Zou, Fubing, et al. Journal of Industrial and Engineering Chemistry 55 (2017): 91-100.
Challenge: Polycarboxylate superplasticizers (PCEs) are essential for modern concrete workability, but their performance when combined with common retarder sodium gluconate (SG) is inconsistent. This uncertainty stems from an incomplete understanding of the molecular-level interaction between SG and PCEs, particularly those with varying polymer architectures.
Solution: A series of experiments were conducted to understand the effect of SG on the dispersing efficiency of two typical PCEs with different side-chain grafting density (PCE2: low density, PCE6: high density) in terms of adsorption behavior, dispersion performance, and the underlying interactions at the molecular level.
Key Findings:
· Positive Effect (Grafting & Chain Extension): SG complexes with Ca2+, potentially grafting onto PCE side chains. This straightens the PCE structure, increasing effective PEO chain length and enhancing steric hindrance/dispersion.

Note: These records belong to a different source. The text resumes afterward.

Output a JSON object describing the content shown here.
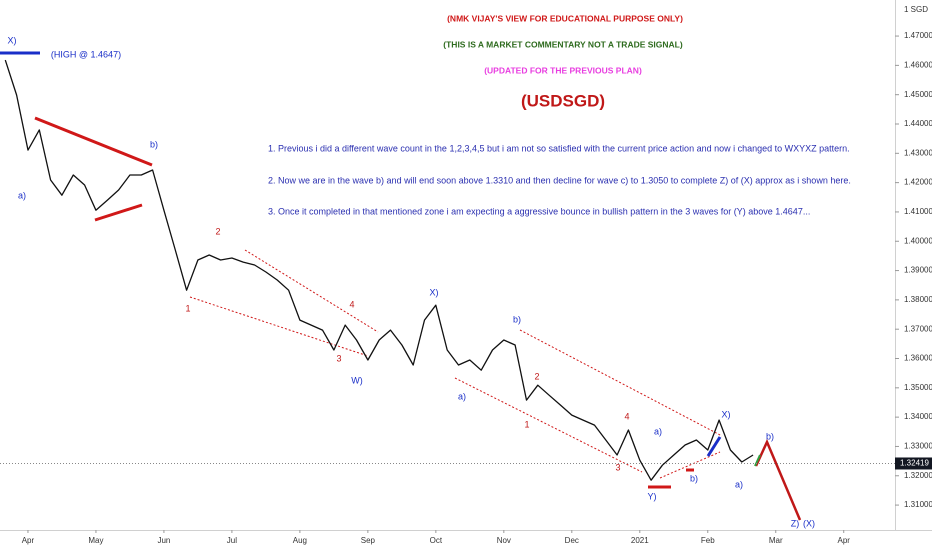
{
  "chart_data": {
    "type": "line",
    "header": [
      "(NMK VIJAY'S VIEW FOR EDUCATIONAL PURPOSE ONLY)",
      "(THIS IS A MARKET COMMENTARY NOT A TRADE SIGNAL)",
      "(UPDATED FOR THE PREVIOUS PLAN)"
    ],
    "title": "(USDSGD)",
    "notes": [
      "1. Previous i did a different wave count in the 1,2,3,4,5 but i am not so satisfied with the current price action and now i changed to WXYXZ pattern.",
      "2. Now we are in the wave b) and will end soon above 1.3310 and then decline for wave c) to 1.3050 to complete Z) of (X) approx as i shown here.",
      "3. Once it completed in that mentioned zone i am expecting a aggressive bounce in bullish pattern in the 3 waves for (Y) above 1.4647..."
    ],
    "unit": "1 SGD",
    "annotations": [
      "X)",
      "(HIGH @ 1.4647)",
      "a)",
      "b)",
      "1",
      "2",
      "3",
      "4",
      "W)",
      "X)",
      "a)",
      "b)",
      "1",
      "2",
      "3",
      "4",
      "Y)",
      "a)",
      "b)",
      "X)",
      "a)",
      "b)",
      "Z)",
      "(X)"
    ],
    "categories": [
      null,
      null,
      "Apr",
      null,
      null,
      null,
      null,
      null,
      "May",
      null,
      null,
      null,
      null,
      null,
      "Jun",
      null,
      null,
      null,
      null,
      null,
      "Jul",
      null,
      null,
      null,
      null,
      null,
      "Aug",
      null,
      null,
      null,
      null,
      null,
      "Sep",
      null,
      null,
      null,
      null,
      null,
      "Oct",
      null,
      null,
      null,
      null,
      null,
      "Nov",
      null,
      null,
      null,
      null,
      null,
      "Dec",
      null,
      null,
      null,
      null,
      null,
      "2021",
      null,
      null,
      null,
      null,
      null,
      "Feb",
      null,
      null,
      null,
      null,
      null,
      "Mar",
      null,
      null,
      null,
      null,
      null,
      "Apr"
    ],
    "values": [
      1.4618,
      1.4499,
      1.4311,
      1.438,
      1.4209,
      1.4157,
      1.4226,
      1.4192,
      1.4106,
      1.414,
      1.4175,
      1.4226,
      1.4226,
      1.4243,
      1.4106,
      1.397,
      1.3833,
      1.3936,
      1.3953,
      1.3936,
      1.3943,
      1.3929,
      1.3919,
      1.3895,
      1.3868,
      1.3833,
      1.3731,
      1.3714,
      1.3697,
      1.3629,
      1.3714,
      1.3663,
      1.3595,
      1.3663,
      1.3697,
      1.3646,
      1.3578,
      1.3731,
      1.3782,
      1.3629,
      1.3578,
      1.3595,
      1.356,
      1.3629,
      1.3663,
      1.3646,
      1.3458,
      1.3509,
      1.3475,
      1.3441,
      1.3407,
      1.339,
      1.3373,
      1.3322,
      1.3271,
      1.3356,
      1.3253,
      1.3185,
      1.3236,
      1.3271,
      1.3305,
      1.3322,
      1.3288,
      1.339,
      1.3288,
      1.3247,
      1.3271,
      null,
      null,
      null,
      null,
      null,
      null,
      null,
      null
    ],
    "color": "#111111",
    "last_price": 1.32419,
    "ylim": [
      1.3015,
      1.4823
    ],
    "yticks": [
      {
        "value": 1.31,
        "label": "1.31000"
      },
      {
        "value": 1.32,
        "label": "1.32000"
      },
      {
        "value": 1.33,
        "label": "1.33000"
      },
      {
        "value": 1.34,
        "label": "1.34000"
      },
      {
        "value": 1.35,
        "label": "1.35000"
      },
      {
        "value": 1.36,
        "label": "1.36000"
      },
      {
        "value": 1.37,
        "label": "1.37000"
      },
      {
        "value": 1.38,
        "label": "1.38000"
      },
      {
        "value": 1.39,
        "label": "1.39000"
      },
      {
        "value": 1.4,
        "label": "1.40000"
      },
      {
        "value": 1.41,
        "label": "1.41000"
      },
      {
        "value": 1.42,
        "label": "1.42000"
      },
      {
        "value": 1.43,
        "label": "1.43000"
      },
      {
        "value": 1.44,
        "label": "1.44000"
      },
      {
        "value": 1.45,
        "label": "1.45000"
      },
      {
        "value": 1.46,
        "label": "1.46000"
      },
      {
        "value": 1.47,
        "label": "1.47000"
      }
    ],
    "grid": false
  }
}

· Negative Effect (Competitive Adsorption): SG competes with PCE for adsorption sites on cement particles, reducing dispersion efficiency.
· The net effect of SG depends heavily on the PCE's molecular structure, specifically the carboxyl group grafting density in its side chains. Grafting/straightening effect is significantly hindered in PCEs with high PEO chain density (e.g., PCE6).
· The severity of negative competitive adsorption depends on the relative adsorption strength between the specific PCE and SG. PCEs with stronger adsorption affinity suffer less dispersion loss.